Ia menjelaskan bawa ada pendapat bahwa Unclos tidak mengatur dengan jelas siapa yang dimaksud dengan Kapal Pemerintah atau kapal Negara. Ada juga yang berpendapat bahwa UNCLOS tidak mengatur dengan jelas siapa penegak hukum di ZEE.
“Untuk menjawab pertanyaan itu mari kita baca UNCLOS khususnya yang mengatur ZEE dan aturan perundangan Indonesia yang terkait,” katanya.
Ia mengingatkan, article 45 UNCLOS mengatur bahwa di ZEE berlaku rezim pelayaran lintas damai. Untuk itulah setiap negara pantai harus dapat menjaga keamanan dan keselamatan pelayaran di ZEE.

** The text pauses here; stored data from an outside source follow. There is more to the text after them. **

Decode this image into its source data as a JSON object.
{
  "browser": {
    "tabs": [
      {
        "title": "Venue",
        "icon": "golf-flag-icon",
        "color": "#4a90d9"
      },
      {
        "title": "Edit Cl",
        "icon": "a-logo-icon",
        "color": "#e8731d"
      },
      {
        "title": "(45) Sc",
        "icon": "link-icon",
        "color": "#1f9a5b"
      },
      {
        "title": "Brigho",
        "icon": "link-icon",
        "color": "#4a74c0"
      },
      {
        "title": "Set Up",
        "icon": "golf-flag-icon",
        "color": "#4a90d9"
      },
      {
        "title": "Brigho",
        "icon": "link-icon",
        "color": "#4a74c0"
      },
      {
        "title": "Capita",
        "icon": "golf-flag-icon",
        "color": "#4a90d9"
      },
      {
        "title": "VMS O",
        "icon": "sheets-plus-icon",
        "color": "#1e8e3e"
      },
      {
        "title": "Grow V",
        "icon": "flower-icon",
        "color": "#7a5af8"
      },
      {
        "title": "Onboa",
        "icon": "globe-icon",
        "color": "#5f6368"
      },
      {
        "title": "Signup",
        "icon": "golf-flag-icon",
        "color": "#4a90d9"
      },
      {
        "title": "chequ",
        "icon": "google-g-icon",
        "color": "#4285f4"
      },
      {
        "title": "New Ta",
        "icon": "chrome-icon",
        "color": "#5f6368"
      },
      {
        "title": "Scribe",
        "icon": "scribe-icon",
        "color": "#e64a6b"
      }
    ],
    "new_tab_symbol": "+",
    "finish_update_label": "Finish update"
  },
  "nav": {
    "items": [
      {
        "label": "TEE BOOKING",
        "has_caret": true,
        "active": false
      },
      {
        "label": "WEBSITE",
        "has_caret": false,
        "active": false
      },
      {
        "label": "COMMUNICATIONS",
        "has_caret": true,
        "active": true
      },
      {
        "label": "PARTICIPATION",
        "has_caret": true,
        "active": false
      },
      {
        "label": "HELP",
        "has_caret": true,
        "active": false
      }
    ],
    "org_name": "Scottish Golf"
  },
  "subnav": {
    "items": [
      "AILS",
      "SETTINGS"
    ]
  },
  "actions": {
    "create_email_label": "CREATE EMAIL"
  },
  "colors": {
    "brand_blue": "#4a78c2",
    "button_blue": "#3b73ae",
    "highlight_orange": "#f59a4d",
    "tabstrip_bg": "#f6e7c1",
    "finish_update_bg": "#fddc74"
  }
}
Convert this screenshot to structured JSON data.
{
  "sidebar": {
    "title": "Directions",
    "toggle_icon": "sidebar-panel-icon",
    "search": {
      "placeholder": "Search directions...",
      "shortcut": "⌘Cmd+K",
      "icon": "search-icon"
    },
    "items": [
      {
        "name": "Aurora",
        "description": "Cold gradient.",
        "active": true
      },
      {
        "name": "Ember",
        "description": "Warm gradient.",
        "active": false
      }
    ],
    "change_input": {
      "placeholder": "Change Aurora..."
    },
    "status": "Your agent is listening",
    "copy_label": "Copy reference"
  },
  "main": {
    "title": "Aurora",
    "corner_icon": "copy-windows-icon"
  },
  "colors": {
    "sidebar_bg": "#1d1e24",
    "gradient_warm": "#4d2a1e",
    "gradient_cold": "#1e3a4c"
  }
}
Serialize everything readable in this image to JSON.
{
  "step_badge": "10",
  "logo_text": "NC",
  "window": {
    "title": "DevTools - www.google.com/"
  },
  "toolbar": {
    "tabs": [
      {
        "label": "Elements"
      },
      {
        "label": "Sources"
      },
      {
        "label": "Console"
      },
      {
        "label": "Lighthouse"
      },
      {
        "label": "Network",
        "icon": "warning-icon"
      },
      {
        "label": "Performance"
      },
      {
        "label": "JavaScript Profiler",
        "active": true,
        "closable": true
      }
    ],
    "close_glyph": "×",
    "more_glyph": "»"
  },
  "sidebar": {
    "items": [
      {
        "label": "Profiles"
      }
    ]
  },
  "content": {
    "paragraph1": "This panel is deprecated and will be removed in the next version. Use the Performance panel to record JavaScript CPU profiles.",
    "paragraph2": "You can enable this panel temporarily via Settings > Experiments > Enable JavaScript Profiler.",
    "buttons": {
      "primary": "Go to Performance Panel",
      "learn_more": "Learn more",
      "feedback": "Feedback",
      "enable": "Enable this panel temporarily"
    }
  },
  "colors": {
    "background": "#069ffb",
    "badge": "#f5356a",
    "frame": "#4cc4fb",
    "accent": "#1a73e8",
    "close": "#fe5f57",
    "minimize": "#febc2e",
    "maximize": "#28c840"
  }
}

“Untuk menjaga keamanan dan keselamatan pelayaran ZEE Indonesia, pemerintah telah membuat Undang-undang 17/2008 tentang Pelayaran,” ujarnya.
Pada Article 56 UNCLOS, konvensi memberikan hak berdaulat kepada negara pantai untuk melakukan eksplorasi dan exploitasi sumda alam hayati non hayati di ZEE. Pada Article 73 UNCLOS memberikan kewenangan kepada negara pantai untuk menegakan hukum atas pelanggaran yg terjadi di ZEE.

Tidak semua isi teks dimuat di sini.